AH KALBİM DEMEMEK İÇİN;
- Fiziksel aktivite mutlaka egzersiz yapmayı gerektirmez. Örneğin bahçe işleriyle uğraşmak ya da evi temizlemekte fiziksel aktivitedir.
- Gerçekçi hedefler koyun. Aktivite düzeyini yavaş yavaş arttırın, zorlamayın.
- Yakınınızdaki fiziksel aktivite olanaklarını araştırın. Kentinizde uygulamaya konmuş olması olası aktivite programları, yoğun iş temponuzda size yardımcı olabilir.
- Sevdiğiniz gıdalardan vazgeçmeniz zor olabilir. Şekerli gıdaları birden kesmektense, mesela çikolata ya da şekerleme yerine çeşitli meyveleri tercih edebilirsiniz.
- Tuz tüketimini günde beş gramla (bir tatlı kaşığı) sınırlandırın.

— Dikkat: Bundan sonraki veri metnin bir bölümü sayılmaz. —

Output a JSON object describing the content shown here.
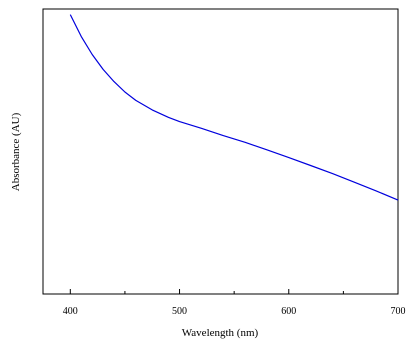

- Porsiyonlarınızı gözden geçirin; daha küçük tabaklar kullanın; tükettiğiniz meyve ve sebze porsiyonlarının et ya da karbonhidratlı gıdalardan daha fazla olmasını sağlayın.
- Evinizde sigara içilmesini yasaklamanız, ailenizin geleceği açısından çok önemlidir.
- Çocuklarınıza sigara kullanmanın tehlikelerini anlatın, sigaraya başlamamaları için onlara yardımcı olun.
- Eğer sigarayı bırakmakta zorlanıyorsanız, tavsiyeler almak üzere hekime başvurun. Sigarayı bırakmanıza yardımcı olabilecek destek hizmetlerinden faydalanın.
- Düzenli sağlık kontrollerinden geçmek en az bu adımlar kadar önemlidir. Hekime başvurun; kan basıncı, kolesterol ve glukoz düzeylerinizi, kilonuzu ve vücut kitle indeksinizi (VKİ) her yıl düzenli olarak ölçtürün”.